I told him how Mum and Dad had been talking about divorce on and off for the last few years, though I wasn't supposed to know, the accident, and the weird way Mum acted before driving over the edge, Amy’s obsession with science, and how Grace acted around me since the accident. We talked about how Dad had been different after he'd finally come back from Iraq for good when I was eleven, Dad's confusing Damascan conversion to the Anglican Church, and how Dad couldn't even bear to look at me now, I was such an embarrassment to him…
I stumbled to a halt mid-sentence, blushing. I was talking too much.
"Don't keep me hanging, love. What were you going to say?" Ciarán had been listening intently as the little blue car ate up the miles back to Arncliffe.
"I've n-never talked this m-much about myself eh-ever!" I said. There was a note of pending hysteria in my voice but I also felt purged. All those mixed up feelings had been just scrambled up inside me – easy pickings for Haze to work on. No wonder I hadn't been able to think straight sometimes. Getting rid of Haze’s chances of influencing me wasn’t why I’d opened up. Even if I couldn't have him, I wanted Ciarán to know me. The real me, not the quietly seething girl, who sensed the Dead and had prettier sisters.
I fiddled with the edge of my sling, working a thread free. Emotional diarrhoea. How attractive. I looked up and Ciarán grinned.
"Knew there was a lot going on in there." Ciarán ruffled my hair. "I think it's time we had some fun." He pulled the car over as we approached a look out spot, and switched off the engine.
"Where are we guh going?" I fumbled with my seatbelt.
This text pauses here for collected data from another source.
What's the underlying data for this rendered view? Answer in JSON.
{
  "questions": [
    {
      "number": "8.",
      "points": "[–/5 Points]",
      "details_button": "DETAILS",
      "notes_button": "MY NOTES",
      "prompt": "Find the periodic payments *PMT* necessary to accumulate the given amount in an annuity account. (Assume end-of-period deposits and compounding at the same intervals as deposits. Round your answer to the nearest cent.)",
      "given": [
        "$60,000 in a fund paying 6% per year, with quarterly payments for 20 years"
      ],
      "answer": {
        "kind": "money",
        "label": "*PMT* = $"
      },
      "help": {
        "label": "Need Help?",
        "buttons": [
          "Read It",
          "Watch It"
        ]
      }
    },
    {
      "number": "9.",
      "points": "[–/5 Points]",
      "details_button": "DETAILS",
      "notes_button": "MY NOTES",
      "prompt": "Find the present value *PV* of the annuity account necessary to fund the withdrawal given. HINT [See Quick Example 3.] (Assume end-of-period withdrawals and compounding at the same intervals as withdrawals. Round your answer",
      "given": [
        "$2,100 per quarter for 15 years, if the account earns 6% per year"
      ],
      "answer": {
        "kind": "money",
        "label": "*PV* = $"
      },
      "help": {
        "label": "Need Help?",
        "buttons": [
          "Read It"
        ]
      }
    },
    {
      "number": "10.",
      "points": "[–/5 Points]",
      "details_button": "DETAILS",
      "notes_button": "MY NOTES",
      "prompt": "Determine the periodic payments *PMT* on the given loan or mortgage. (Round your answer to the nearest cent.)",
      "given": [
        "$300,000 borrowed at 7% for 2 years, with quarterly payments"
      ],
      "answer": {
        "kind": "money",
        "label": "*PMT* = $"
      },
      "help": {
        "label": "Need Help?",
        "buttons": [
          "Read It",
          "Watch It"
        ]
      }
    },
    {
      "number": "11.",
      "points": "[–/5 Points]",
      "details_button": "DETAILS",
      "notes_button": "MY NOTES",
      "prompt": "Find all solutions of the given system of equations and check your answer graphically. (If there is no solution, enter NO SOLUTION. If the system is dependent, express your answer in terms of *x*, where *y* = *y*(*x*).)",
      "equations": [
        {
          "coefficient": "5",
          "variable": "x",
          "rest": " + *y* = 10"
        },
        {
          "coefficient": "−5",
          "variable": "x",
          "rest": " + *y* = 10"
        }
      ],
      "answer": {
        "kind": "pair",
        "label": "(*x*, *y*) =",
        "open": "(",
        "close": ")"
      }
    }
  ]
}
"For a walk." Ciarán helped me out of the car. "Come on." He took my left hand, careful of the bruise left by the IV. His hand was warm and callused. I felt closer to him than I had to anyone in longer than I could remember. Closeness wasn't something I took for granted anymore. A snarky little voice in the back of my mind told that I'd probably have followed him anywhere, if he smiled like that. That I was letting myself get in too deep. I should pull out now. Before I really fell for him.
Except that might already be yesterday's news.